O Brasil vive sob um regime fraudulento. O fato de partidos políticos terem aceitado participar das eleições de 2018 não dá legitimidade ao pleito, apenas atesta o erro estratégico desses partidos. O fato de eles não denunciarem a fraude em andamento ou aceitarem que suas denúncias não tenham continuidade e nem sejam processadas corretamente não faz do governo menos fraudulento.

Cabe, portanto, acusar Bolsonaro daquilo que ele é;

Uma fraude.

Um presidente ilegítimo.

Consequentemente, são fraudulentos e ilegítimos, todos os seus atos e os atos de todos aqueles que aceitam participar de sua administração.

São fraudulentos os Ministros de Estado e seus Secretários.

O Presidente do CNPq é uma fraude, o da CAPES é uma fraude.

Foi uma fraude a exoneração do Diretor do INPE, Ricardo Galvão, que tinha um mandato a ser cumprido.

O comitê de busca do próximo diretor do INPE, ora em curso, é uma fraude. Foi fraudulenta a sua instalação e fraudulenta a sua ação de prorrogar as inscrições, consta, por ausência de inscritos.

Um erro, mais um grave erro. Correto teria sido expor essa ausência, usá-la como ilustração da ilegitimidade do certame e se desculpar publicamente, cada membro do comitê, por ter aceitado participar dele.

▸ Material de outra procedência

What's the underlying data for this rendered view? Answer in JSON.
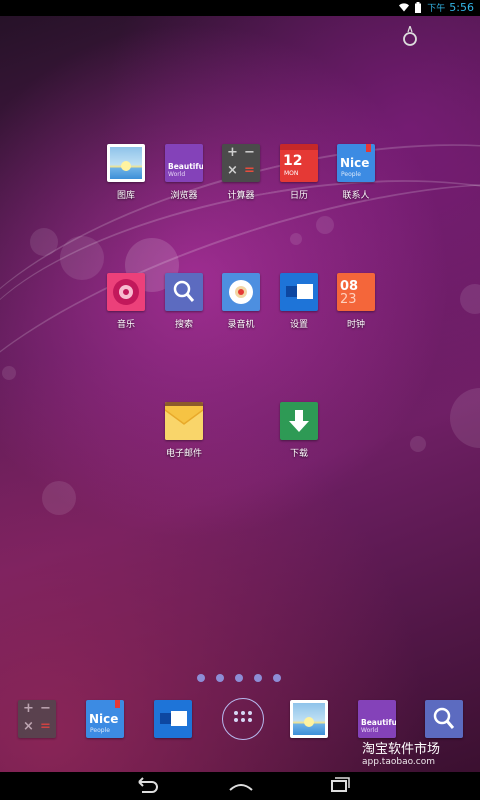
{
  "status_bar": {
    "period": "下午",
    "time": "5:56",
    "icons": [
      "wifi-icon",
      "battery-icon"
    ]
  },
  "apps": [
    {
      "id": "gallery",
      "label": "图库"
    },
    {
      "id": "browser",
      "label": "浏览器",
      "tile_text": "Beautiful",
      "tile_subtext": "World"
    },
    {
      "id": "calculator",
      "label": "计算器"
    },
    {
      "id": "calendar",
      "label": "日历",
      "tile_text": "12",
      "tile_subtext": "MON"
    },
    {
      "id": "contacts",
      "label": "联系人",
      "tile_text": "Nice",
      "tile_subtext": "People"
    },
    {
      "id": "music",
      "label": "音乐"
    },
    {
      "id": "search",
      "label": "搜索"
    },
    {
      "id": "recorder",
      "label": "录音机"
    },
    {
      "id": "settings",
      "label": "设置"
    },
    {
      "id": "clock",
      "label": "时钟",
      "tile_text": "08",
      "tile_subtext": "23"
    },
    {
      "id": "email",
      "label": "电子邮件"
    },
    {
      "id": "download",
      "label": "下载"
    }
  ],
  "page_indicator": {
    "count": 5
  },
  "dock": {
    "items": [
      "calculator",
      "contacts",
      "settings",
      "app-drawer",
      "gallery",
      "browser",
      "search"
    ],
    "contacts_text": "Nice",
    "contacts_subtext": "People",
    "browser_text": "Beautiful",
    "browser_subtext": "World"
  },
  "watermark": {
    "title": "淘宝软件市场",
    "url": "app.taobao.com"
  },
  "nav_bar": [
    "back-button",
    "home-button",
    "recents-button"
  ],
  "colors": {
    "status_accent": "#33b5e5",
    "page_dot": "#8d8ed6"
  }
}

Finalmente, já que me dirijo a um foro que tem suas especificidades: entristece-me, para ser moderado, o papel da SBPC e da ABC, que mantêm interlocução com esse governo. A SBPC e a ABC estiveram sempre corretas em sua ação apolítica e em sua busca de interlocução com governos de diferentes matizes e tendências. Mas isso não se aplica quando um governo é ilegítimo e fraudulento. Nesse caso, associações dessa natureza, justamente por sua história, respeitabilidade e erudição, poderiam e deveriam liderar um movimento que denunciasse interna (para os que não veem) e externamente, nos foros internacionais, que o Brasil tem um presidente fraudulento e ilegítimo e que, portanto, já não vive uma democracia.

Bolsonaro é um presidente fraudulento e ilegítimo e, como tal, deve ser imediatamente removido da posição que ocupa.

Que as filigranas jurídicas fiquem a cargo de quem possa cuidar delas.

A hora é de confronto.

Autor

  • Professor Titular aposentado do Instituto Tecnológico de Aeronáutica, foi Secretário Nacional de Desenvolvimento Tecnológico e Inovação (MCTI), Vice-reitor da Universidade Federal do ABC (UFABC) e Diretor do campus de São José dos Campos da Universidade Federal de São Paulo (UNIFESP)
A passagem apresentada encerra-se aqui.